An exercise programme should not be seen as a daunting challenge, but rather one that will be unique to you. Don’t try to copy what you see on social media, Rather listen to your body and do what you enjoy. Remember that your main goal is to boost your health by meeting the basic physical activity recommendations: a minimum of 150 minutes of moderate physical activity a week (for example: 30 minutes per day, five days a week) and muscle-strengthening activities on two or more days a week (2008 Physical Activity Guidelines for Americans).
Guidelines for healthy adults
(Under age 65 with no apparent chronic disease. Please consult your healthcare provider if you have any chronic disease or find yourself in the over 65 years of age category.)
- Set aside time each day to exercise.
- Getting started with an exercise programme can often be the most difficult part of any such routine.
- Scheduling exercise into your day and making it a priority will increase the chance of being successful.
- Remember the aim is to get in 150 minutes per week and also give your body time to recover.
- Rather start with a low intensity form of exercise than a high intensity form when it comes to aiming for a time-based programme.
- Choose cardiovascular activities you enjoy, such as swimming, cycling, or playing soccer with friends to determine your daily physical activity.
- If you need a variety of activities to stay motivated, combine a few that appeal to you.

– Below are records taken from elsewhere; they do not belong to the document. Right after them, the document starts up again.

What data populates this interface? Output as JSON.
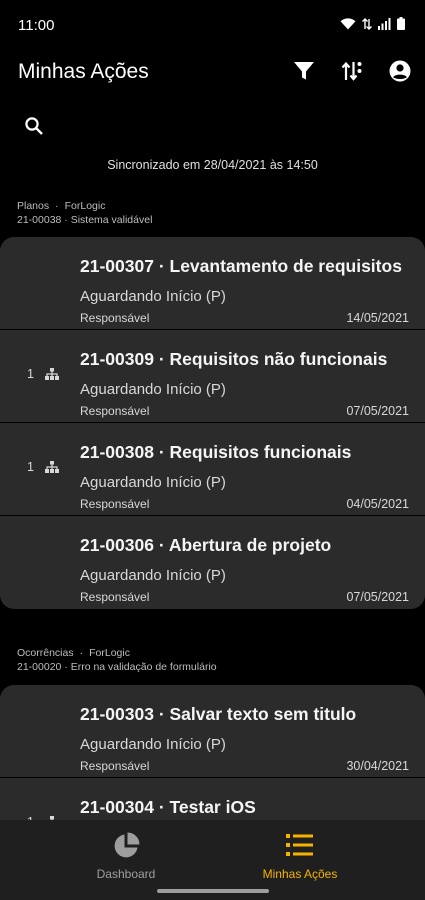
{
  "status_bar": {
    "time": "11:00"
  },
  "appbar": {
    "title": "Minhas Ações"
  },
  "sync": {
    "text": "Sincronizado em 28/04/2021 às 14:50"
  },
  "groups": [
    {
      "type": "Planos",
      "company": "ForLogic",
      "subtitle": "21-00038 · Sistema validável",
      "cards": [
        {
          "title": "21-00307 · Levantamento de requisitos",
          "status": "Aguardando Início (P)",
          "role": "Responsável",
          "date": "14/05/2021",
          "count": ""
        },
        {
          "title": "21-00309 · Requisitos não funcionais",
          "status": "Aguardando Início (P)",
          "role": "Responsável",
          "date": "07/05/2021",
          "count": "1"
        },
        {
          "title": "21-00308 · Requisitos funcionais",
          "status": "Aguardando Início (P)",
          "role": "Responsável",
          "date": "04/05/2021",
          "count": "1"
        },
        {
          "title": "21-00306 · Abertura de projeto",
          "status": "Aguardando Início (P)",
          "role": "Responsável",
          "date": "07/05/2021",
          "count": ""
        }
      ]
    },
    {
      "type": "Ocorrências",
      "company": "ForLogic",
      "subtitle": "21-00020 · Erro na validação de formulário",
      "cards": [
        {
          "title": "21-00303 · Salvar texto sem titulo",
          "status": "Aguardando Início (P)",
          "role": "Responsável",
          "date": "30/04/2021",
          "count": ""
        },
        {
          "title": "21-00304 · Testar iOS",
          "status": "",
          "role": "",
          "date": "",
          "count": "1"
        }
      ]
    }
  ],
  "bottom_nav": {
    "items": [
      {
        "label": "Dashboard",
        "icon": "pie-chart-icon",
        "active": false
      },
      {
        "label": "Minhas Ações",
        "icon": "list-icon",
        "active": true
      }
    ]
  },
  "colors": {
    "background": "#000000",
    "card": "#2b2b2b",
    "accent": "#f5b300",
    "nav": "#1f1f1f"
  }
}
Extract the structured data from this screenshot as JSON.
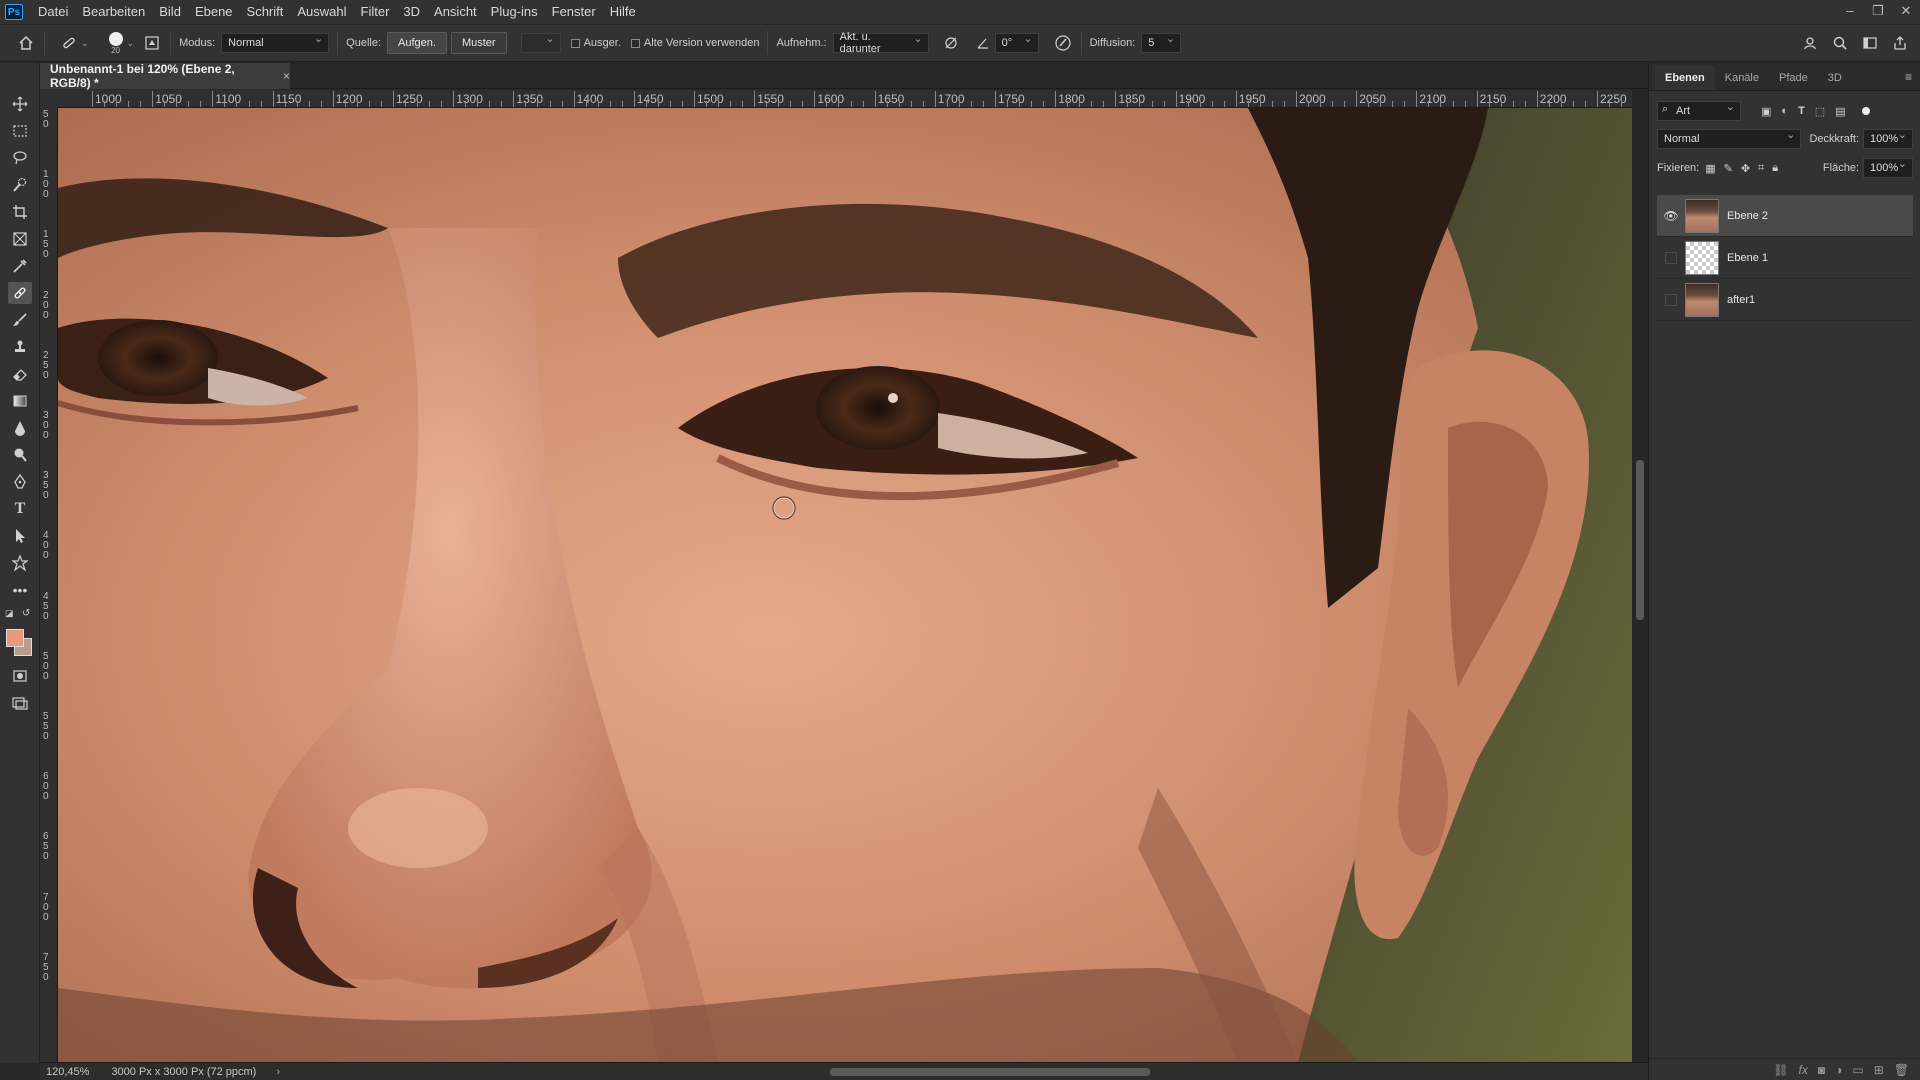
{
  "app": {
    "logo": "Ps",
    "menu": [
      "Datei",
      "Bearbeiten",
      "Bild",
      "Ebene",
      "Schrift",
      "Auswahl",
      "Filter",
      "3D",
      "Ansicht",
      "Plug-ins",
      "Fenster",
      "Hilfe"
    ],
    "window_controls": [
      "–",
      "❐",
      "✕"
    ]
  },
  "options": {
    "brush_size": "20",
    "modus_label": "Modus:",
    "modus_value": "Normal",
    "quelle_label": "Quelle:",
    "aufgen_label": "Aufgen.",
    "muster_label": "Muster",
    "ausger_label": "Ausger.",
    "alte_version_label": "Alte Version verwenden",
    "aufnehm_label": "Aufnehm.:",
    "aufnehm_value": "Akt. u. darunter",
    "angle_value": "0°",
    "diffusion_label": "Diffusion:",
    "diffusion_value": "5"
  },
  "document": {
    "tab_title": "Unbenannt-1 bei 120% (Ebene 2, RGB/8) *",
    "close": "×"
  },
  "ruler": {
    "h_labels": [
      "1000",
      "1050",
      "1100",
      "1150",
      "1200",
      "1250",
      "1300",
      "1350",
      "1400",
      "1450",
      "1500",
      "1550",
      "1600",
      "1650",
      "1700",
      "1750",
      "1800",
      "1850",
      "1900",
      "1950",
      "2000",
      "2050",
      "2100",
      "2150",
      "2200",
      "2250"
    ],
    "v_labels": [
      "50",
      "100",
      "150",
      "200",
      "250",
      "300",
      "350",
      "400",
      "450",
      "500",
      "550",
      "600",
      "650",
      "700",
      "750"
    ]
  },
  "status": {
    "zoom": "120,45%",
    "doc_info": "3000 Px x 3000 Px (72 ppcm)",
    "arrow": "›"
  },
  "panel": {
    "tabs": [
      "Ebenen",
      "Kanäle",
      "Pfade",
      "3D"
    ],
    "filter_label": "Art",
    "blend_mode": "Normal",
    "opacity_label": "Deckkraft:",
    "opacity_value": "100%",
    "lock_label": "Fixieren:",
    "fill_label": "Fläche:",
    "fill_value": "100%",
    "layers": [
      {
        "name": "Ebene 2",
        "visible": true,
        "active": true
      },
      {
        "name": "Ebene 1",
        "visible": false,
        "active": false
      },
      {
        "name": "after1",
        "visible": false,
        "active": false
      }
    ],
    "footer_icons": [
      "link-icon",
      "fx-icon",
      "mask-icon",
      "adjustment-icon",
      "folder-icon",
      "new-layer-icon",
      "trash-icon"
    ]
  },
  "colors": {
    "foreground": "#e59a7c",
    "background": "#ba9a8a",
    "accent": "#31a8ff"
  }
}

- Physical activity can be accumulated through a variety of activities, not just running.
- Walking is a great way to do moderate-intensity physical activity.
- Moderate-intensity physical activity means working hard enough to raise your heart rate and break a sweat, yet still being able to carry on a conversation.

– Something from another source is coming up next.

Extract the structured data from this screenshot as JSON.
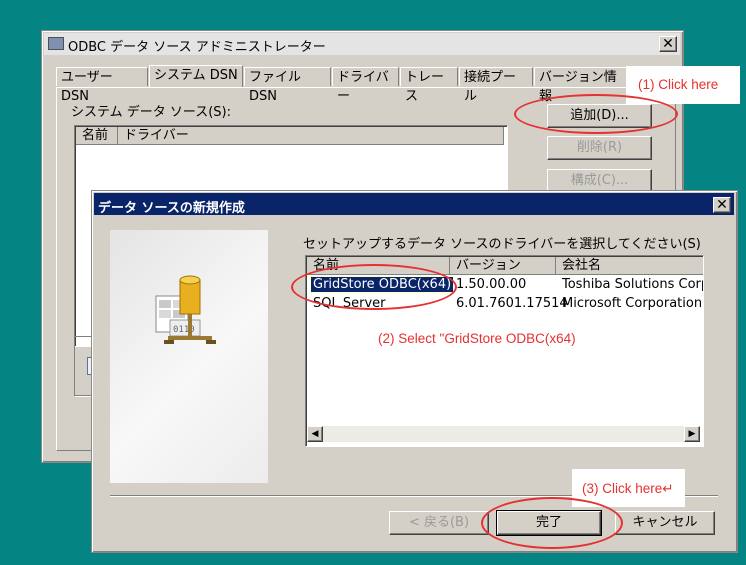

- You can also start your routine with 10 to 15 minutes of cardiovascular exercise daily.
- Each week, add five minutes to your exercise programme until you reach 30 minutes of moderate intensity for a minimum of five days per week.

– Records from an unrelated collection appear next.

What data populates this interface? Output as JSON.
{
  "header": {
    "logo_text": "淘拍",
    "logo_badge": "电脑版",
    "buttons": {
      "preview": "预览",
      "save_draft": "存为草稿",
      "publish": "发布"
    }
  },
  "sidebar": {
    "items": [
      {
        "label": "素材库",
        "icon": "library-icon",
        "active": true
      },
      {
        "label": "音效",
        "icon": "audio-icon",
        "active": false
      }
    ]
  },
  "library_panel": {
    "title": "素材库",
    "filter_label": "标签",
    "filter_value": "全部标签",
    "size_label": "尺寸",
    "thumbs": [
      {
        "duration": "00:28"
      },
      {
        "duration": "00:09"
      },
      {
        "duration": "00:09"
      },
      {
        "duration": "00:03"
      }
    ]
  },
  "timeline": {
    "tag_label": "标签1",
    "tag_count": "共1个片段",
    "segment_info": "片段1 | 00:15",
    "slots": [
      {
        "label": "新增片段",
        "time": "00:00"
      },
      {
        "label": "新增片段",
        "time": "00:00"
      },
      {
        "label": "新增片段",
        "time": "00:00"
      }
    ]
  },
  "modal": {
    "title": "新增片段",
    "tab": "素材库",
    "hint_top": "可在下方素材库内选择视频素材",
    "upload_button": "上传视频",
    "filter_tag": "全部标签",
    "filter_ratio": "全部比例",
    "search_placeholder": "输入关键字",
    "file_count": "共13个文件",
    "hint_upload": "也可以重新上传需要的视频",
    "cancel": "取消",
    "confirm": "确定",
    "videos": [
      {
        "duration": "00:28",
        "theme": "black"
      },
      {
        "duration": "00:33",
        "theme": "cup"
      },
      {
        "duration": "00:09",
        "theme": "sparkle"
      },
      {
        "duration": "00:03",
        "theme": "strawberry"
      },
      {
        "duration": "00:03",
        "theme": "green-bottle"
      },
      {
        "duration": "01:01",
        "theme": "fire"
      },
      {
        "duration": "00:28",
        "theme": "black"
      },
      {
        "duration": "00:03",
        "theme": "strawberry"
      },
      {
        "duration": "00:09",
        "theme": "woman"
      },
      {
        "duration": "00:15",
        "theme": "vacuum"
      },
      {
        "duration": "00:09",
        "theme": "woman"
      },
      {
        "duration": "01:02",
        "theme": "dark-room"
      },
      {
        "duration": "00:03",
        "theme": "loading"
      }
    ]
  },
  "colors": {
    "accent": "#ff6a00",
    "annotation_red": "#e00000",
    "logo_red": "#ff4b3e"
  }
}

- Alternately, you may do 20 minutes of vigorous-intensity exercise three days per week.
- The 30-minute recommendation is for the average healthy adult to maintain health and reduce the risk for chronic disease.
- It should be noted that to lose weight or maintain weight loss, 60 to 90 minutes of physical activity may be necessary.
Example of an exercise schedule
|MPA||25 min||25 min||25 min||25 min||25 min||25 min||REST|
|MPA||30 min||30 min||REST||30 min||30 min||30 min||REST|
A good way to monitor your body’s adaptation is what we call the ’24 hour response’.
- Take note of what time you do your first activity and the duration of your activity.
- 24 hours after the first activity, check in with your body.
- I feel good: do the same activity for the same duration.
- I am in discomfort: half the time and do the same activity.
- I am in pain: skip today and check in again in 24 hours.
Only after a whole week of reporting an ‘I feel good’ check in, can you increase your duration by 10%. eg. 25min will now become 27min 30sec.
This rule applies even if you had to half your duration due to an ‘I am in discomfort’ check in. eg. 25min halved turned into 12min 30sec and will increase to 13min 45sec. (Adapted method)
Incorporate strength training into your routine.
- Do eight to 10 strength training exercises, eight to 12 repetitions of each exercise twice a week.
- This can be accomplished by using dumbbells, resistance bands or your own body weight.
- Put it on paper where you can see your plan and your adjustments.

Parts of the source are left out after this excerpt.